Весь оставшийся день она снова и снова думала про тайник, примеряя его то к одной, то к другой девушке. Последняя, та, что взяла конверт и подарила ей кофе, выглядела более разумной и вполне, думалось Лоте, могла быть его основательницей. Почему-то Лота с самого начала была уверена, что это была женщина. Может, ей пришлось бежать, отобрав с собой в дорогу самое, на ее взгляд, дорогое?

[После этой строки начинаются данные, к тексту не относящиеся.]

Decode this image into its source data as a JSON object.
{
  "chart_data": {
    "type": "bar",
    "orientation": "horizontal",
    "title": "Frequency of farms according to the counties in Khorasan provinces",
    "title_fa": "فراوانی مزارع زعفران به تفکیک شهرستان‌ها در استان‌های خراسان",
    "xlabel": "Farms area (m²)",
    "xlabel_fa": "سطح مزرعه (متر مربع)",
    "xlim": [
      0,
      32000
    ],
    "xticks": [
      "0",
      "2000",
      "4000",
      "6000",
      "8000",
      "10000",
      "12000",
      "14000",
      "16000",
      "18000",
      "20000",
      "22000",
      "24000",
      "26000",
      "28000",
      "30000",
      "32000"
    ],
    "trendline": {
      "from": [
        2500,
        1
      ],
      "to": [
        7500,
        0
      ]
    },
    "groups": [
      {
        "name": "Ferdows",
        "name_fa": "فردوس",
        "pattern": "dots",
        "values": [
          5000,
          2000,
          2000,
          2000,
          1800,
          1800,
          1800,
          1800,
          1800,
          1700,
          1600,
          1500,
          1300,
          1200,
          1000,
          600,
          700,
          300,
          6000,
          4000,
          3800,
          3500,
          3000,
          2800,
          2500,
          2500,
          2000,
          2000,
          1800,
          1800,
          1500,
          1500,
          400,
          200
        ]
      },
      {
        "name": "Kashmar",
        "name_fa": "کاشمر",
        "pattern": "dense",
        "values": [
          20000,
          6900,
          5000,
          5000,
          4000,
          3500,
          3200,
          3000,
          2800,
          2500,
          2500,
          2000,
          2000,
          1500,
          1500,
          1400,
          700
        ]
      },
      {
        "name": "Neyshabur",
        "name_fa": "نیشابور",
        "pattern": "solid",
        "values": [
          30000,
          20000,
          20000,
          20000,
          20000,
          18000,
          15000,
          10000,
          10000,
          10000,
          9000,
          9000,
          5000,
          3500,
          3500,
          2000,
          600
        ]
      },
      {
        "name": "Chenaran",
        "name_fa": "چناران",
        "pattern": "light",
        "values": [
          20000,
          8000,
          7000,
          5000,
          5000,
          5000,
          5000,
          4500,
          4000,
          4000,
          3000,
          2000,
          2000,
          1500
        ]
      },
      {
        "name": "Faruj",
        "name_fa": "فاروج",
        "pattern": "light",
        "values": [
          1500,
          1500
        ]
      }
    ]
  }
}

Собиралась добраться до Киева и покататься на метро, не могла обойтись без подушки, портвейна, карточных фокусов, гаданий и пасьянсов. А что если это была колдунья? Все складывалось как нельзя более стройно: вещи говорили сами за себя. Но почему они, эти вещи так остались на чердаке? Что помешало безымянной колдунье их забрать? Лоте представлялась испуганная беглянка, опрометью бегущая через местный неприятный лес. Хищные ветки хватают растрепанные волосы, а уголок подушки сверкает в сумерках так невинно, так уязвимо. Девушка бежит через лес напрямик, она уже сбилась с пути и от ужаса перед погоней утратила остатки здравого смысла. А погоня снаряжается: в домике девушка успела натворить дел. Воск на тарелке, откуп под кустом: все доказательства налицо. Известно, какая кара ожидает ведьму. Свистя, гогоча пьяные лесники седлают коней, запаляют факелы. Факелы чадят, извергая крутой черный дым, кони осатанело ржут и становятся на дыбы, мужчины с гиканьем и свистам несутся верхом по дороге, идущей вдоль обрыва. Этим мужчинам всегда нравилось играть в погоню. Они любили войну. И любили охоту. Война и охота были их вотчиной, родиной, настоящим родным домом. Девушка слышит их крики и... и что? У нее разрывается сердце? Она возвращается назад? Почему она не спряталась где-нибудь за камнями, а потом, чуть позже, когда все улеглось, не продолжила свой путь?